Besides lobbying against the inclusion of Islam-haters in public seminars and police training programs, CAIR led the way in advocating legal action against mistreatment. In the past 20 years we have seen the growth of Muslim civil rights agencies: Karamah Muslim Women Lawyers for Human Rights (www.karamah.org ) was among the earliest, followed by Muslim Advocates (www.muslimadvocates.org ), Muslim Legal Fund, the National Coalition to Protect Civil Freedoms (www.civilfreedoms.org ). Whereas in 1990, one could hardly find a Muslim American drawn to civil rights work, today we see hundreds, mainly young people, joining the profession and working with frontline organizations like the Center for Constitutional Rights and ACLU. So while victimization of Muslims and Arabs was generally not visible to the public, years of sustained personal injury led to positive changes in how to confront this. Perhaps we also stopped denying that in these injustices we have much in common with Black and Latino Americans. So that we might find common solutions and join in solidarity with the wider society. Surely the hashtag #MuslimLivesMatter is a genuine illustration of that bond.
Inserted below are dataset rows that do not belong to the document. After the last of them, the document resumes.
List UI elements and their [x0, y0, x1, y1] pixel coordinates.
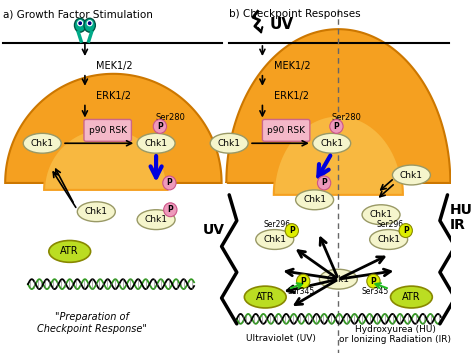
- Text: Chk1: Chk1: [85, 207, 108, 216]
- Text: Ser345: Ser345: [362, 287, 389, 296]
- Text: P: P: [301, 277, 306, 286]
- Text: P: P: [334, 122, 339, 131]
- Text: P: P: [167, 205, 173, 214]
- Ellipse shape: [245, 286, 286, 308]
- Ellipse shape: [362, 205, 400, 225]
- Text: p90 RSK: p90 RSK: [267, 126, 305, 135]
- Text: UV: UV: [202, 223, 225, 236]
- Text: ATR: ATR: [256, 292, 274, 302]
- Ellipse shape: [330, 119, 343, 133]
- Ellipse shape: [153, 119, 166, 133]
- Polygon shape: [44, 129, 167, 190]
- Text: Ser345: Ser345: [288, 287, 315, 296]
- Ellipse shape: [318, 176, 331, 190]
- Ellipse shape: [77, 202, 115, 222]
- Text: UV: UV: [270, 17, 294, 32]
- Text: ERK1/2: ERK1/2: [274, 91, 309, 101]
- Polygon shape: [5, 74, 221, 183]
- Ellipse shape: [392, 165, 430, 185]
- Ellipse shape: [370, 230, 408, 250]
- Text: Chk1: Chk1: [263, 235, 286, 244]
- Ellipse shape: [137, 210, 175, 230]
- Text: Ultraviolet (UV): Ultraviolet (UV): [246, 334, 316, 343]
- Ellipse shape: [296, 190, 334, 210]
- Text: MEK1/2: MEK1/2: [96, 61, 133, 71]
- Ellipse shape: [87, 21, 92, 26]
- Ellipse shape: [89, 22, 91, 24]
- Text: P: P: [289, 226, 295, 235]
- Ellipse shape: [256, 230, 294, 250]
- Text: Hydroxyurea (HU)
or Ionizing Radiation (IR): Hydroxyurea (HU) or Ionizing Radiation (…: [339, 325, 451, 344]
- Text: Chk1: Chk1: [303, 195, 326, 204]
- Ellipse shape: [285, 224, 299, 238]
- Ellipse shape: [23, 133, 61, 153]
- Text: b) Checkpoint Responses: b) Checkpoint Responses: [229, 9, 361, 19]
- Ellipse shape: [78, 21, 82, 26]
- FancyBboxPatch shape: [263, 119, 310, 141]
- Text: ATR: ATR: [60, 246, 79, 256]
- FancyBboxPatch shape: [84, 119, 131, 141]
- Ellipse shape: [367, 274, 380, 288]
- Text: Chk1: Chk1: [400, 171, 423, 179]
- Text: Ser280: Ser280: [155, 113, 185, 122]
- Ellipse shape: [49, 240, 91, 262]
- Text: Chk1: Chk1: [218, 139, 241, 148]
- Polygon shape: [274, 115, 403, 195]
- Text: Chk1: Chk1: [145, 215, 168, 224]
- Ellipse shape: [163, 176, 176, 190]
- Text: Chk1: Chk1: [320, 139, 343, 148]
- Ellipse shape: [297, 274, 310, 288]
- Text: IR: IR: [449, 218, 465, 232]
- Text: Ser280: Ser280: [332, 113, 362, 122]
- Ellipse shape: [391, 286, 432, 308]
- Ellipse shape: [84, 18, 95, 32]
- Text: ERK1/2: ERK1/2: [96, 91, 131, 101]
- Text: ATR: ATR: [402, 292, 421, 302]
- Text: "Preparation of: "Preparation of: [55, 312, 128, 322]
- Text: MEK1/2: MEK1/2: [274, 61, 310, 71]
- Polygon shape: [227, 29, 450, 183]
- Text: Ser296: Ser296: [263, 220, 290, 229]
- Text: P: P: [321, 178, 327, 188]
- Text: HU: HU: [449, 203, 472, 217]
- Text: a) Growth Factor Stimulation: a) Growth Factor Stimulation: [3, 9, 153, 19]
- Ellipse shape: [210, 133, 248, 153]
- Ellipse shape: [79, 22, 82, 24]
- Text: Chk1: Chk1: [327, 275, 350, 284]
- Text: P: P: [166, 178, 172, 188]
- Text: P: P: [371, 277, 376, 286]
- Text: Chk1: Chk1: [145, 139, 168, 148]
- Ellipse shape: [74, 18, 86, 32]
- Text: p90 RSK: p90 RSK: [89, 126, 127, 135]
- Ellipse shape: [137, 133, 175, 153]
- Ellipse shape: [319, 269, 357, 289]
- Ellipse shape: [164, 203, 177, 217]
- Ellipse shape: [313, 133, 351, 153]
- Text: Chk1: Chk1: [370, 210, 392, 219]
- Text: Checkpoint Response": Checkpoint Response": [36, 324, 146, 334]
- Text: P: P: [403, 226, 409, 235]
- Text: Chk1: Chk1: [31, 139, 54, 148]
- Text: Ser296: Ser296: [377, 220, 404, 229]
- Text: Chk1: Chk1: [377, 235, 400, 244]
- Ellipse shape: [399, 224, 412, 238]
- Text: P: P: [157, 122, 163, 131]
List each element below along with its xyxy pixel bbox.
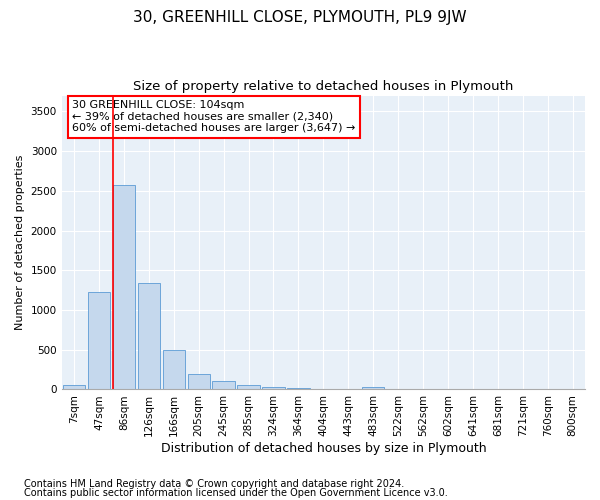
Bar	[262, 387, 285, 390]
X-axis label: Distribution of detached houses by size in Plymouth: Distribution of detached houses by size …	[161, 442, 486, 455]
Bar	[137, 283, 160, 390]
Y-axis label: Number of detached properties: Number of detached properties	[15, 155, 25, 330]
Title: Size of property relative to detached houses in Plymouth: Size of property relative to detached ho…	[133, 80, 514, 93]
Text: 30 GREENHILL CLOSE: 104sqm
← 39% of detached houses are smaller (2,340)
60% of s: 30 GREENHILL CLOSE: 104sqm ← 39% of deta…	[72, 100, 356, 133]
Bar	[362, 387, 385, 390]
Text: Contains public sector information licensed under the Open Government Licence v3: Contains public sector information licen…	[24, 488, 448, 498]
Bar	[287, 388, 310, 390]
Text: Contains HM Land Registry data © Crown copyright and database right 2024.: Contains HM Land Registry data © Crown c…	[24, 479, 404, 489]
Bar	[163, 350, 185, 390]
Bar	[238, 386, 260, 390]
Bar	[212, 380, 235, 390]
Bar	[188, 374, 210, 390]
Bar	[88, 292, 110, 390]
Text: 30, GREENHILL CLOSE, PLYMOUTH, PL9 9JW: 30, GREENHILL CLOSE, PLYMOUTH, PL9 9JW	[133, 10, 467, 25]
Bar	[113, 184, 135, 390]
Bar	[63, 386, 85, 390]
If we needed a high profile, unarguable illustration of the Muslim American experience, we surely found it in North Carolina last week. The savage killings of these three young Americans is a shock. While some argue about the motive of the murders of Susor Mohammad Abu-Salha, her new husband Deah Shaddy Barakat, and her younger sister Razan, Muslims and other minorities understand the undeniable nature of that attack.

The packed out funerals of these promising young people and the widely televised statements by families and friends shone a light never brighter on the real American face of Muslim Americans. The tragedy and the testimonials have exposed our vulnerability, our love for one another and our Americaness like nothing I have witnessed.